Come to Hell. There your daughter is waiting for you’ (116)? At this point
Yuzuki is still alive, so what does this refer to? And what is the nature of
the dark figure looming from above that the terrified apprentice sees? It is
not made clear, and our narrator does not, perhaps dare not, speculate.
One
circles round the supposed cluelessness of the narrator, never more apparently
evident than at the moment when he is fetched by Yuzuki’s pet monkey because,
as we suppose, she is being raped by a man, perhaps the High Lord himself, and
the narrator can nonetheless comment that she appears ‘alluring, quite unlike
her customary childish innocence’ (119). We might take the monkey’s distress as
a sign that something is wrong, but we should also bear in mind that the monkey
has been christened Yoshihide by the young Prince. When he protects his
mistress, is it because he is the avatar of his namesake, determined to keep
Yuzuki from forming a relationship or is it genuinely because she has been
assaulted. We infer the latter but it is never quite clear.
It is
shortly after this event that Yoshihide asks Horikawa to burn a nobleman’s
carriage and perhaps … as he has envisaged there being a woman inside … The story reaches its perhaps inevitable
climax when Horikawa grants Yoshihide’s request but burns Yuzuki alive in the
carriage, where she is joined by the monkey. Yoshihide the artist’s horror is
transformed into ecstasy at what he is witnessing.
The
Lord claims to have committed the deed to chastise Yoshihide for asking that a
carriage be burned with a human inside it, which might be true, though it may
be as much a convenient way of getting rid of Yuzuki. For the narrator,
Yoshihide exhibits a heart of stone in witnessing his daughter’s death and then
incorporating it into his art, yet the reader sees a man agonisingly torn
between the horror of the moment and the beauty he perceives in its ugliness,
father and artist somehow detached from one another.
And
that, perhaps, is where the weirdness lies in this story, not so much in the
outright horror of physical events, but in the glimpses we have into the
creative tumult that Yoshihide carries with him yet which he cannot articulate
simply as an act of imagination. For him it has to be real, no matter what the
cost.

It also depends, re the BBC readings, what translation is being read from. There are some truly dire translations. And it's a story where a translator could easily decide to de-emphasize the horrific/darker aspects through word choice. jeffv
ReplyDeleteI'm hoping it comes round again fairly soon as I'm now very curious about it. Either my memory is playing me false or it was definitely quite different in tone.
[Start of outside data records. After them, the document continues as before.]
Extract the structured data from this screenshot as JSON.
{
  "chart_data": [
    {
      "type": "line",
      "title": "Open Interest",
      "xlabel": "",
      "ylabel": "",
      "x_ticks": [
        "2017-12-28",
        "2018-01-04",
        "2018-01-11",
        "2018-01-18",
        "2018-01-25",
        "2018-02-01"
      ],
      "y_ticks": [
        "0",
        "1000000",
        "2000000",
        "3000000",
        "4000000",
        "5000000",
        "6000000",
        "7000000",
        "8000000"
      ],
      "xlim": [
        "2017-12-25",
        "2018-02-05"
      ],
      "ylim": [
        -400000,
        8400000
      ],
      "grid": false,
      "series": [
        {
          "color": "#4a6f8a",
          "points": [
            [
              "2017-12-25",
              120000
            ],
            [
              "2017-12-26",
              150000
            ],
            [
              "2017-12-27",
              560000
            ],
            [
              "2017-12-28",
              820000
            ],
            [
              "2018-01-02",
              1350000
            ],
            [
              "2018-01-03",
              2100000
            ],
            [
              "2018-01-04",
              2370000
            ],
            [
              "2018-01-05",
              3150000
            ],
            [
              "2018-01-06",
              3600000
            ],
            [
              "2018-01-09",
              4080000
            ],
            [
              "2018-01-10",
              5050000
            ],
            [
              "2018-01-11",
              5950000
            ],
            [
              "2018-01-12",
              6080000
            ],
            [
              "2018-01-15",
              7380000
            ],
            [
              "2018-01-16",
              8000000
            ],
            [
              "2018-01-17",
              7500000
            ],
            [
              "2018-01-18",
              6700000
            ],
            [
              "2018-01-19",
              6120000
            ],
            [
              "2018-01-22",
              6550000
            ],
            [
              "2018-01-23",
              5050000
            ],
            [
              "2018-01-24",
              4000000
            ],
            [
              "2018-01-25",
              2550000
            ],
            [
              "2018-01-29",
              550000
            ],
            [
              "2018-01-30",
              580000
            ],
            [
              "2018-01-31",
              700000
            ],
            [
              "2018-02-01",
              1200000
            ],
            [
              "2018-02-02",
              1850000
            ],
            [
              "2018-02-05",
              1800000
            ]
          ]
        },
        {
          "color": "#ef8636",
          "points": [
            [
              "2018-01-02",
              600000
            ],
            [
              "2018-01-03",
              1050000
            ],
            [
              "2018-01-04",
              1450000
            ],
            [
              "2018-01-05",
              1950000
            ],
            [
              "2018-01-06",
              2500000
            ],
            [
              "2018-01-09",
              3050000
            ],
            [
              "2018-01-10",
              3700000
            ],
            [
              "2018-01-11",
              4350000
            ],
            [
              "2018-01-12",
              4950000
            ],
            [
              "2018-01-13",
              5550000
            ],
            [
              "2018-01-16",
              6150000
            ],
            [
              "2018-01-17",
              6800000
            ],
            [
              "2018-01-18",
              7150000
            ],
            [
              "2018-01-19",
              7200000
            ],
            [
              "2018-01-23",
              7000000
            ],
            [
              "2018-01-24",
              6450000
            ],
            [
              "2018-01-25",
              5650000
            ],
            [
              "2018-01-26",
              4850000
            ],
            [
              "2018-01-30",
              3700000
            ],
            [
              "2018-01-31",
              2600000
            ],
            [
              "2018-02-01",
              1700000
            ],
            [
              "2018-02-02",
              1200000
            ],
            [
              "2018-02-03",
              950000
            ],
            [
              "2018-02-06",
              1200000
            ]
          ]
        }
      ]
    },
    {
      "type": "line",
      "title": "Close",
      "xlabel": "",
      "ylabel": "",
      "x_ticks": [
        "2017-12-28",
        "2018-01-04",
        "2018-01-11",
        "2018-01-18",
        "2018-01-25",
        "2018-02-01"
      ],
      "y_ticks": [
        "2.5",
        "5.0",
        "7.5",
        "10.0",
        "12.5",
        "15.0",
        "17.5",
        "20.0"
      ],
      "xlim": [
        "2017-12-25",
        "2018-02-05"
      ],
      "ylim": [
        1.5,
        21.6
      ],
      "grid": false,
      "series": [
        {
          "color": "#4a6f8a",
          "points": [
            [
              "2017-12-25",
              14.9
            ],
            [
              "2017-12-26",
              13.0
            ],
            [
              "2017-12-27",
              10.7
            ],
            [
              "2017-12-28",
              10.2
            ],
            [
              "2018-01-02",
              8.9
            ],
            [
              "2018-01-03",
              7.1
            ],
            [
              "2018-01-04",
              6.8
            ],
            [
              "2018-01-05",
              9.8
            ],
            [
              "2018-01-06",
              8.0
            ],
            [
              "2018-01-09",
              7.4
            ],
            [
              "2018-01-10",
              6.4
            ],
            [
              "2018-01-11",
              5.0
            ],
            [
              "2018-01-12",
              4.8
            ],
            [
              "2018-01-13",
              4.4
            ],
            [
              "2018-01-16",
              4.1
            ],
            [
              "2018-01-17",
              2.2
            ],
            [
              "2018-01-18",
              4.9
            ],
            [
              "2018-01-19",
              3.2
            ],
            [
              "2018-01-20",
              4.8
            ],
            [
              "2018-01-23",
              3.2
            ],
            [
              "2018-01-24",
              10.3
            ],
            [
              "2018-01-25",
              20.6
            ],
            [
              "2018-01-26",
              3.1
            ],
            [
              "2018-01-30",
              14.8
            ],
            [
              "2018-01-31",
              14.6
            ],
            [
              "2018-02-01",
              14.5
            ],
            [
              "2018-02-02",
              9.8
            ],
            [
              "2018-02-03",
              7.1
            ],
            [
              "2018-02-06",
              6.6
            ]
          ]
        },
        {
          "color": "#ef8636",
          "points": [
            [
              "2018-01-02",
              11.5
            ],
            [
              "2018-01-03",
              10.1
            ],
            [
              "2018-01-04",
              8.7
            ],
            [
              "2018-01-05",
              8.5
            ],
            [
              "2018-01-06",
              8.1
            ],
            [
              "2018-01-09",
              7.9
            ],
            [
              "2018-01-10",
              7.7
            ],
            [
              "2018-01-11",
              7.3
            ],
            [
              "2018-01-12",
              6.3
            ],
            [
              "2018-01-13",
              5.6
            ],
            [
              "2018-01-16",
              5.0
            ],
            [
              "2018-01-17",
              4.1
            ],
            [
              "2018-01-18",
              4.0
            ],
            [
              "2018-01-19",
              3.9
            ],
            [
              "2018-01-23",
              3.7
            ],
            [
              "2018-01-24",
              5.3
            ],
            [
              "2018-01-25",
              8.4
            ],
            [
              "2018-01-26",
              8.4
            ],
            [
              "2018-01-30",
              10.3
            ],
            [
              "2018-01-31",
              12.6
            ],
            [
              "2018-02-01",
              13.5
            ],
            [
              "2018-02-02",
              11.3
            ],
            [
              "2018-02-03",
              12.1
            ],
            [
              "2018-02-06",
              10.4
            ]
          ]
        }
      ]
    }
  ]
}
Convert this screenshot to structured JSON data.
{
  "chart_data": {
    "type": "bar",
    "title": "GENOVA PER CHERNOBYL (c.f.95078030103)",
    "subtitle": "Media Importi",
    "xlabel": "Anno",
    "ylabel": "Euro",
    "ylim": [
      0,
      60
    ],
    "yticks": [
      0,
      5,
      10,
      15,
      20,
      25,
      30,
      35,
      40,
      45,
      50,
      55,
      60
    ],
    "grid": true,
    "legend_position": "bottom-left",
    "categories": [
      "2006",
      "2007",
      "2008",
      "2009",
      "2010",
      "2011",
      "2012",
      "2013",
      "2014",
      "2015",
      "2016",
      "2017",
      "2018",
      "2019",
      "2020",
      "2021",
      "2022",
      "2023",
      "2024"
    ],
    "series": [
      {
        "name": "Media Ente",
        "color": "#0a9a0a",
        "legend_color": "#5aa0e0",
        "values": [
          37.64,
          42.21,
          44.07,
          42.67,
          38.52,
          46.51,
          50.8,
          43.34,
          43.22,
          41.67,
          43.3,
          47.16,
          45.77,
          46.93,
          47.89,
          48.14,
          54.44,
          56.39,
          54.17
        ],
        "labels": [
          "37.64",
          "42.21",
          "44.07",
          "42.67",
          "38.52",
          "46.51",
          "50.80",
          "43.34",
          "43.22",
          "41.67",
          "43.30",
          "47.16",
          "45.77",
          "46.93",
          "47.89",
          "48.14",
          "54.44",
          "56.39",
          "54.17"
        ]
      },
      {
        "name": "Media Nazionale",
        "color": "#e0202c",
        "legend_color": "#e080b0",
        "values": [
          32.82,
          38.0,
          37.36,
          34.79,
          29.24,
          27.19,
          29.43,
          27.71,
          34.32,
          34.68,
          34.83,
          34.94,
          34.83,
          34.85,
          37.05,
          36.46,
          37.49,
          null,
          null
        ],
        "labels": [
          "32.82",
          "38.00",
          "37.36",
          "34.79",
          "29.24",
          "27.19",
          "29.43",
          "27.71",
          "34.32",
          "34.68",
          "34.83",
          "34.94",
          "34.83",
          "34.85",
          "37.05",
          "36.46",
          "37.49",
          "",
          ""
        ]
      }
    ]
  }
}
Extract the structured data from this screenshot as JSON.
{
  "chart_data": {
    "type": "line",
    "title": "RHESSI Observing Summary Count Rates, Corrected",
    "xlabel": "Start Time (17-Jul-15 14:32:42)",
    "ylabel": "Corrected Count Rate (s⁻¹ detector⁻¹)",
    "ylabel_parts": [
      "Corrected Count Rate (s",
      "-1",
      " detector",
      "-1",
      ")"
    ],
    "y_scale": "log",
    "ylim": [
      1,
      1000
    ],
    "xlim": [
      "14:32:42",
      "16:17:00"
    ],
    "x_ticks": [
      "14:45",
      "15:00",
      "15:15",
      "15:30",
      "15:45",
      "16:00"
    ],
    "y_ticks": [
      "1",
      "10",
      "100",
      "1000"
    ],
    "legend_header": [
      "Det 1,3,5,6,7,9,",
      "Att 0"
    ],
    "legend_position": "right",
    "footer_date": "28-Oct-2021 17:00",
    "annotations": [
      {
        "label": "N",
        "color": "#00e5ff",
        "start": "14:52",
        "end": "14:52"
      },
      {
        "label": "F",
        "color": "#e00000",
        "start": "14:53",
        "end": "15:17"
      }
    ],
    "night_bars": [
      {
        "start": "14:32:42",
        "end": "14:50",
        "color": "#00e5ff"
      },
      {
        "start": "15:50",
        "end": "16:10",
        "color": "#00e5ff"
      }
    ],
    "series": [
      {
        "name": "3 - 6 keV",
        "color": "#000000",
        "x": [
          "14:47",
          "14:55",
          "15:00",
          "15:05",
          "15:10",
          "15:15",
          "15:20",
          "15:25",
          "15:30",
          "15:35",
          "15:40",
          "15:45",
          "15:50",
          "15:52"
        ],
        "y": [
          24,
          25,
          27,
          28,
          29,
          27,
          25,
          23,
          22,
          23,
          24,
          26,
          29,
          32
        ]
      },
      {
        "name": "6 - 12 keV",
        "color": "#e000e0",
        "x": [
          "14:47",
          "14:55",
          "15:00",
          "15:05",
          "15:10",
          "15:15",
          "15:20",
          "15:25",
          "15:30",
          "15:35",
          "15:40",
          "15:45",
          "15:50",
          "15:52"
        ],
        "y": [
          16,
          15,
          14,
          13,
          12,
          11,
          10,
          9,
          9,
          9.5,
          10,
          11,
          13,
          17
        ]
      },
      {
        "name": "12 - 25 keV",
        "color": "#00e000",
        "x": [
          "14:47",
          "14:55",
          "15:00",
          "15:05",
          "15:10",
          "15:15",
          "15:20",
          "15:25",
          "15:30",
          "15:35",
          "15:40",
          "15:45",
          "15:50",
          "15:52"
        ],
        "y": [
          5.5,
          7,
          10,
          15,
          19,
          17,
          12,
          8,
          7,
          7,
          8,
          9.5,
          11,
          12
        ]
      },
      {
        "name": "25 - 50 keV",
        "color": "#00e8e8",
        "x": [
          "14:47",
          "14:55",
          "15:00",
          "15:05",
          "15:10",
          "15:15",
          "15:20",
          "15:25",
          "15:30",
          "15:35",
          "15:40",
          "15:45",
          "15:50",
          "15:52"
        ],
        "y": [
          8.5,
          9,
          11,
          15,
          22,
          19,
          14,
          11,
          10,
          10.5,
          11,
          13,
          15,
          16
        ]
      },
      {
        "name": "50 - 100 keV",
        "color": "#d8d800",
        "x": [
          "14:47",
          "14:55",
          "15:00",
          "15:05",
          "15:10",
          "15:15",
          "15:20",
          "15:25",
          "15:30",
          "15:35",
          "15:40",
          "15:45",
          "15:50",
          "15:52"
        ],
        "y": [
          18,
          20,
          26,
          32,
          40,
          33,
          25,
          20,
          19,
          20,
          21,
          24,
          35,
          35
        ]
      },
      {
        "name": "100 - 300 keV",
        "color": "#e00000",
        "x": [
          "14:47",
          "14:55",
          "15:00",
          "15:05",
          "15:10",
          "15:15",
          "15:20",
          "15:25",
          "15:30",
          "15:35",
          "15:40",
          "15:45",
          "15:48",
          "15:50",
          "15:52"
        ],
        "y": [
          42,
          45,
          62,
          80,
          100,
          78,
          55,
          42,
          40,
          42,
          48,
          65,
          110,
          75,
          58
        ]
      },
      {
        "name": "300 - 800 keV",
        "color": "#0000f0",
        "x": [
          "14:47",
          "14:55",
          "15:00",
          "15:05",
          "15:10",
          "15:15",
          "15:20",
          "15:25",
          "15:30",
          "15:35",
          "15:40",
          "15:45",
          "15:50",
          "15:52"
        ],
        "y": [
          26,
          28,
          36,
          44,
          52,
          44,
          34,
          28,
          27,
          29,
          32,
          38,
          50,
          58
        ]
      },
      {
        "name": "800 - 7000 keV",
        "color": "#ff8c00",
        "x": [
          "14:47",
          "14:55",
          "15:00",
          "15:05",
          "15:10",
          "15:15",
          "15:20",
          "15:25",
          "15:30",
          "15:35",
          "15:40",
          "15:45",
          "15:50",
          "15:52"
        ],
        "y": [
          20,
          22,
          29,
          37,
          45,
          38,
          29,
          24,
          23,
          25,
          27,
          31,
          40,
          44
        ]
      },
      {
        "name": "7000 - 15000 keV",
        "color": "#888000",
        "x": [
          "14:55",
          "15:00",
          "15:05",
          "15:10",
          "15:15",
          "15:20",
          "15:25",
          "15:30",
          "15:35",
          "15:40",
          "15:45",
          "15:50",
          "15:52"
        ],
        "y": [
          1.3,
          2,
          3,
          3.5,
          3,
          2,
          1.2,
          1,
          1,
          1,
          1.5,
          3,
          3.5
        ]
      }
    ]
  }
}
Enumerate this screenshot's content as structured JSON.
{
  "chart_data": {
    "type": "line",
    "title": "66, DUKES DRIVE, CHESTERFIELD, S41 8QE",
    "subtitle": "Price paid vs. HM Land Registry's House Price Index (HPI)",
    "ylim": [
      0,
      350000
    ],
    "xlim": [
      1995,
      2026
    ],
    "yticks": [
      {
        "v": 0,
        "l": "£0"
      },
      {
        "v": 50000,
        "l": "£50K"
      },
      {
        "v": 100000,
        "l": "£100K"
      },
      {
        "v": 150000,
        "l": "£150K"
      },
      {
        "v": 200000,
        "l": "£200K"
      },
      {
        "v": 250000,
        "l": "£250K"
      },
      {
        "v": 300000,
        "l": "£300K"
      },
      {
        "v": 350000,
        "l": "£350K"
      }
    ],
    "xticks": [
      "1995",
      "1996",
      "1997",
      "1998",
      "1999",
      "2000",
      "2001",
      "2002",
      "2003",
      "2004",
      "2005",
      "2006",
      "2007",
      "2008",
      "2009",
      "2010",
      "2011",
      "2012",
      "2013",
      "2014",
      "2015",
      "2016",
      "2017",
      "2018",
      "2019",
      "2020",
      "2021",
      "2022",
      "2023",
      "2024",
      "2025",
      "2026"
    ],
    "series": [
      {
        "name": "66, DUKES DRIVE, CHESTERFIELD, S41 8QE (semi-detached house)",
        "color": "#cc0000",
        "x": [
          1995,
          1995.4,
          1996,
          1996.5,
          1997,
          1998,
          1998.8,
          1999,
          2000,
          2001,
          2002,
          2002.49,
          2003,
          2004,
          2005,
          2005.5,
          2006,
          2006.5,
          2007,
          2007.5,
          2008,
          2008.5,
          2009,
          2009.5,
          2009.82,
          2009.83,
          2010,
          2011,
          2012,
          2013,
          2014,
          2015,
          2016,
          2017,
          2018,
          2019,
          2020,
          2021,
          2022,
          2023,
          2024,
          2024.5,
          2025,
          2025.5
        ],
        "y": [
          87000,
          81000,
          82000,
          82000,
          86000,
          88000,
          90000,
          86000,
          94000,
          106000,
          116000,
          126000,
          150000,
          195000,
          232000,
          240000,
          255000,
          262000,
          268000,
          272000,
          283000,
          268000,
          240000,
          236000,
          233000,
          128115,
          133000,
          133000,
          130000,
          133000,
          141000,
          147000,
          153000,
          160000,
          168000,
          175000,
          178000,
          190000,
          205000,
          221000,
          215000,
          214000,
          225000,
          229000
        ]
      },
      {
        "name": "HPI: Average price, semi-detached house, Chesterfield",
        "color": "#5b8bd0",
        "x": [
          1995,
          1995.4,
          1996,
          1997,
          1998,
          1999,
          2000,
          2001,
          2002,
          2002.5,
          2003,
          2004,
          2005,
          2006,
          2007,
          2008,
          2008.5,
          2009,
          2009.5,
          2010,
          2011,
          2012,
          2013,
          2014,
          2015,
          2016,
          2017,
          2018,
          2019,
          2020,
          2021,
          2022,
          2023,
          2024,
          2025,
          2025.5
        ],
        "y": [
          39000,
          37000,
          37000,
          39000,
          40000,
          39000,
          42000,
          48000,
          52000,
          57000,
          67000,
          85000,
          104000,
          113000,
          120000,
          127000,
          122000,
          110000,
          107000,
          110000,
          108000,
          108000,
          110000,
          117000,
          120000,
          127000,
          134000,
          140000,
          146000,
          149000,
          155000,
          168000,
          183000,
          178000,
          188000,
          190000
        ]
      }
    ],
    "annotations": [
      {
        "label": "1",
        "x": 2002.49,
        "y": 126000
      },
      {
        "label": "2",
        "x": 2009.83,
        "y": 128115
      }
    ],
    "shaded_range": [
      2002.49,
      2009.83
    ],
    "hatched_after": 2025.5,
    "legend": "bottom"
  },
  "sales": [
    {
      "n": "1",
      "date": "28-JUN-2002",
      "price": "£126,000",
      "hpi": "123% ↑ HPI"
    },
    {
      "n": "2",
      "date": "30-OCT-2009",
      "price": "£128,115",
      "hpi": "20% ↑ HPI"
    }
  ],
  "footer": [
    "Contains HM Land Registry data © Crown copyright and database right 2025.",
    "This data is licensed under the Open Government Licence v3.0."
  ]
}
ReplyDeleteI too remember hearing the BBC reading of 'The Hell Screen' a few years back. I didn't recall any of the details until I read your post but do remember being a little underwhelmed by the climax. It seemed to build up a wonderfully fertile and exotic atmosphere for horror but didn't proceed in any of the directions I was anticipating.
ReplyDelete(Also, if I may bring a further Weird-related radio subject to your attention here, there is currently a documentary on Robert Aickman available on BBC4 - 'The Unsettled Dust: the Strange Stories of Robert Aickman' - presented by one of the League of Gentlemen, Jeremy Dyson.)